Due Monday, April 14th. Bring a hard-copy of your results, and be prepared to (briefly, 10-15 minutes) share your findings with the class.
Groups:
- Group 1: Hillary, Seth, Annette.
Theme: Cetacean phylogeny and evolution. What is the relationship of the cetaceans (whales and dolphins) to the rest of Mammalia?
Species for this lab: Physeter catodon, any baleen what (suborder Mysticeti), Sus scrofa, Homo sapiens, Hippopotamus amphibius.
Helpful reading: A complete phylogeny of the whales, dolphins and even-toed hoofed mammals (Cetartiodactyla) (pubmed id:16094808); Evidence from milk casein genes that cetaceans are close relatives of hippopotamid artiodactyls (pubmed id: 8752004).
- Group 2: Huimin, Gregg, Lindsey, Shanshan.
Theme: Bat phylogeny and evolution. How do bats fit in the mammalian phylogeny? Are megachiropterans and microchiropterans monophyletic? What are there closest relatives?
Species for this lab: Any megachiropteran, Myotis lucifugus, Homo sapiens, Mus musculus, Bos taurus.
Helpful reading: A molecular phylogeny for bats illuminates biogeography and the fossil record (pubmed id: 15681385); Flying primates? (pubmed id: 3945827); Base compositional bias and phylogenetic analyses: a test of the "flying DNA" hypothesis (pubmed id: 10051393).
- Group 3: Sarah, Kristin, Feng.
Theme: Human and primate phylogeny and evolution.
Species for this lab: Homo sapiens, Tupaia belangeri, Mus musculus, Tarsius (any species in this genus), Macaca mulatta.
Helpful reading: Molecular and Genomic Data Identify the Closest Living Relative of Primates (pubmed id: 17975064); Primate molecular divergence dates (pubmed id: 16815047);
Everyone should read the following article:Mammalian evolution and biomedicine: new views from phylogeny (pubmed id: 17624960).
Supplemental optional readings:
You will do a first attempt at a phylogenetic hypothesis by picking a representative protein or DNA sequence and using UGPMA (unweighted group-pair method with arithmetic mean) and neighbor-joining.
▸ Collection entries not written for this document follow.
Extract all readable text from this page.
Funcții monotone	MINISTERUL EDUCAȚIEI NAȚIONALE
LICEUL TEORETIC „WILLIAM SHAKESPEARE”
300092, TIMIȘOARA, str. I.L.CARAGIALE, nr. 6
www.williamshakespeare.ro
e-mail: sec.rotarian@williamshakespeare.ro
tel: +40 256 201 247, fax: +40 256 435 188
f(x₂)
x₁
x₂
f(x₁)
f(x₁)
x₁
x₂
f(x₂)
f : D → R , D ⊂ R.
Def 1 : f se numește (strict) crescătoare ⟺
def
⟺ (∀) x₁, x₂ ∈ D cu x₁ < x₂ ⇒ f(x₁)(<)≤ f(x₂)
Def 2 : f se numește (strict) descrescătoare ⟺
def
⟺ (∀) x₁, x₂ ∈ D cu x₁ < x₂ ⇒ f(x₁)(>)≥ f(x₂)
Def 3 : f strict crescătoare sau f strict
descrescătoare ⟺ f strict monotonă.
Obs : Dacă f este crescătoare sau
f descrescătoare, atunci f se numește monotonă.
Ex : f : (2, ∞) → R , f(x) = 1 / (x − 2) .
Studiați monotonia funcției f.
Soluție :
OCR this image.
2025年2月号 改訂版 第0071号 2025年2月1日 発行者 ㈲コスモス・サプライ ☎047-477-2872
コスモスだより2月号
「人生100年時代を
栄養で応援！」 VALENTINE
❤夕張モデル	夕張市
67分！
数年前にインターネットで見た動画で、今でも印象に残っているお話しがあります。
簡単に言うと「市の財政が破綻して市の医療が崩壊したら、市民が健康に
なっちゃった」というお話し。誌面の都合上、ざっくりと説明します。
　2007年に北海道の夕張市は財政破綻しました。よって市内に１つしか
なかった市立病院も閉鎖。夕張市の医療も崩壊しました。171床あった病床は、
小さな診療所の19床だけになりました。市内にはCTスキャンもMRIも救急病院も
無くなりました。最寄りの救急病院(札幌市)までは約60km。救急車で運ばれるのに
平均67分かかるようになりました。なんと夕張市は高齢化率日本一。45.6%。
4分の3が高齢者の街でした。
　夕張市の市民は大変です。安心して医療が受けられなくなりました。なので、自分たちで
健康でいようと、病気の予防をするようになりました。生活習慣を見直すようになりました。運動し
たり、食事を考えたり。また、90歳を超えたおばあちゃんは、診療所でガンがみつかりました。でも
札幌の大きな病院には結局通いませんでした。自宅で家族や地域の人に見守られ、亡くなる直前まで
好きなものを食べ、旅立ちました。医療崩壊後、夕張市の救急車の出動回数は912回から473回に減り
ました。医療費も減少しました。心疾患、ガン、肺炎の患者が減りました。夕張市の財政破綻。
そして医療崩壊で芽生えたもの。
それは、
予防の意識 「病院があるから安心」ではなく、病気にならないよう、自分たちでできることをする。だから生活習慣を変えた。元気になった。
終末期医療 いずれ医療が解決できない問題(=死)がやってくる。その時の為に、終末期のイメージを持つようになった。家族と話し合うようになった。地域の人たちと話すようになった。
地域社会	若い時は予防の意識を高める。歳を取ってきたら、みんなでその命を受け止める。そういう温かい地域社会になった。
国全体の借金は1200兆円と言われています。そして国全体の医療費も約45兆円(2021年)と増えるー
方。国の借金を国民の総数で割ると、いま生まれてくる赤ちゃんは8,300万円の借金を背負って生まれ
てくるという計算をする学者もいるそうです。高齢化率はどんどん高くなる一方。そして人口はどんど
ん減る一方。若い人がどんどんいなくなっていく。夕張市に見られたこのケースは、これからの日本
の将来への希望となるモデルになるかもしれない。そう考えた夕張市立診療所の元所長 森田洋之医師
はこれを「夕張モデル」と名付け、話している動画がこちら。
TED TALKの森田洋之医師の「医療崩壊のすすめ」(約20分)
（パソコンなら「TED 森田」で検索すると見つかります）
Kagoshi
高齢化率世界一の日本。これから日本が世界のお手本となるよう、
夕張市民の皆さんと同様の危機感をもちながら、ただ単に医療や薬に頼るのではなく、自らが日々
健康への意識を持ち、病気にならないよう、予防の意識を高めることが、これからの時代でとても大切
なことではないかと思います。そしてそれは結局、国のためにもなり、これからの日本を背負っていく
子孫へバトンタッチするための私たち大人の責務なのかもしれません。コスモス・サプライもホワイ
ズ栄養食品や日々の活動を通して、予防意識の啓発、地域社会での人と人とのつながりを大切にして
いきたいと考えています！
Note that choosing and aligning the sequences is largely independent of the programming part of the this assignment, and these parts can mostly be done by different group members.
Feel free to ask me for help.
- Choose a DNA sequence with known protein orthologs in each of the five given species. Do not use a cytochrome oxidase or a ribosomal protein (such as SSU proteins). You want to choose something with a moderate level of variability between the species - something like a histone might not vary enough, whereas an immunoglobulin might vary too much. Start with the least-studied species of the five (you are allowed to substitute closely related species if it helps - for example, it is acceptable to use Rattus norvegicus instead of Mus musculus). Explain your choice.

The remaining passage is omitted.